U bent hier
Coleophora albicosta (Haworth, 1828)
De lichtbruine voorvleugels hebben een aantal lichtere lengtestrepen. Het bosje haartjes aan de basis van de antennes is okergeel. De spanwijdte bedraagt 12 mm - 15,5 mm.
Het eitje wordt afgezet op een bloempje van de waardplant.
In eerste instantie leeft de jonge rups in een ontwikkelend zaaddoosje. Daarin blijft de rups tot midden-augustus. Nadien verlaat de rups de zaadoos en construeert een sigaarvormige koker van een uitgesneden stuk van de kelkblaadjes van de plant. De uiteindelijke koker is dan ongeveer 7mm lang, de anale opening is driekleppig en de koker heeft een mondhoek van 45° tot 60°.
- De imago's zijn ook overdag actief.
- De vraatgaten van de rups op de peulen zijn goed te zien.
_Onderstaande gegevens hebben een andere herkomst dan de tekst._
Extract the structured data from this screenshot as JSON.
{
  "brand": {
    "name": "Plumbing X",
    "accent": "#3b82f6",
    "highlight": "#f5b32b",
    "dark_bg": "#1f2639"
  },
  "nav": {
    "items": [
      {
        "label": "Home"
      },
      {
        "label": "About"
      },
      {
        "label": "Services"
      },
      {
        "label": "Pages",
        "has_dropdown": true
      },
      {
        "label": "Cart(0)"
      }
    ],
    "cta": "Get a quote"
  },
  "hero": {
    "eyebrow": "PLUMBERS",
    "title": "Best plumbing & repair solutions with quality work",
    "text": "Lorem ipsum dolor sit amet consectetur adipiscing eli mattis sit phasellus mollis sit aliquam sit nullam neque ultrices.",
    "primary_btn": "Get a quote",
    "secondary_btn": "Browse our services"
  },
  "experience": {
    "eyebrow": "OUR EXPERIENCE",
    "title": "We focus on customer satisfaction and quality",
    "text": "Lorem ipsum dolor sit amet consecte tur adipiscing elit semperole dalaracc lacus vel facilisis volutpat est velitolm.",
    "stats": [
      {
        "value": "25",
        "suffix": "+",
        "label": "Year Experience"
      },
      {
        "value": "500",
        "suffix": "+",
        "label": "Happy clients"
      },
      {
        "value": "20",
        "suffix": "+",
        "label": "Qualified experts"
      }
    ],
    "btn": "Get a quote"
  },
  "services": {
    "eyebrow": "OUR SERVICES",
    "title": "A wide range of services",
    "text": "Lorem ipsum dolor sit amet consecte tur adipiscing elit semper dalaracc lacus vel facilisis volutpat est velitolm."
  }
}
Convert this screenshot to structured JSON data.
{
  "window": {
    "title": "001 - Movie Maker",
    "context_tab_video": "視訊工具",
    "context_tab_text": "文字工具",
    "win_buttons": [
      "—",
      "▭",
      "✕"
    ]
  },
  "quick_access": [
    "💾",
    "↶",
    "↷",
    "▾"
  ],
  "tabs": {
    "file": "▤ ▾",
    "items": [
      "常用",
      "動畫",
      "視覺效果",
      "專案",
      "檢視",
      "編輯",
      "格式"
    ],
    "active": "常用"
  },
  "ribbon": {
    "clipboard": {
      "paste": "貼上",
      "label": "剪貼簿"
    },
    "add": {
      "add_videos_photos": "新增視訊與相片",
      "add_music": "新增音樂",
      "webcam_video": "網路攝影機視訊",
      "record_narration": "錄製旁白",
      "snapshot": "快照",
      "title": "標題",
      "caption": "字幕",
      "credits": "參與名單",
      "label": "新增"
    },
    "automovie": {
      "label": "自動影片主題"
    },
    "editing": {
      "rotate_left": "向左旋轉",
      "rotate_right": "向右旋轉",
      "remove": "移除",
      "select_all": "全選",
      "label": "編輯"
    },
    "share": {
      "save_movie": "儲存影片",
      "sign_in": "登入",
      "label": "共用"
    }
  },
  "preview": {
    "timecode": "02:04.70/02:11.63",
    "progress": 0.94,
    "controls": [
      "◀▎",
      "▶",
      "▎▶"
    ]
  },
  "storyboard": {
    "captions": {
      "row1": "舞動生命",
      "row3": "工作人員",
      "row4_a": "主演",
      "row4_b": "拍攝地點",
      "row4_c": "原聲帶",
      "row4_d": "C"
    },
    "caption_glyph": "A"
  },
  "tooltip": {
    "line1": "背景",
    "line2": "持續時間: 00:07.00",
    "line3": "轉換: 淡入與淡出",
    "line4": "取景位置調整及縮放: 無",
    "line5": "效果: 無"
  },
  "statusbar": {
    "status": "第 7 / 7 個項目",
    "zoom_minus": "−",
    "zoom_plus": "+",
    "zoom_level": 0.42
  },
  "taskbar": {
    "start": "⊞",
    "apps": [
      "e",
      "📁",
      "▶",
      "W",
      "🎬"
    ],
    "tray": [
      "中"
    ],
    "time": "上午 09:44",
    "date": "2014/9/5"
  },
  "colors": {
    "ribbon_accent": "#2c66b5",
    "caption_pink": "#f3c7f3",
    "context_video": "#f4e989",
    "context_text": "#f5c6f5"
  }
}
- Na gedreven onderzoek van de Werkgroep Bladmineerders werden op diverse plaatsen in België kokers aangetroffen, toch blijft dit een zeer zeldzame en lokale soort.
Info omtrent de verspreiding op Catalogue of the Lepidoptera of Belgium.
Deze soort is enkel van het westen van Europa gekend, het Iberisch schiereiland inbegrepen.
De rupsen zijn al voor de winter volgroeid, ze leven tot in mei. De overwintering gebeurt meestal op de stengel van de waardplant, daarna volgt de verpopping, ook meestal op die plaats. De imago's zijn te vinden van eind mei tot begin juli.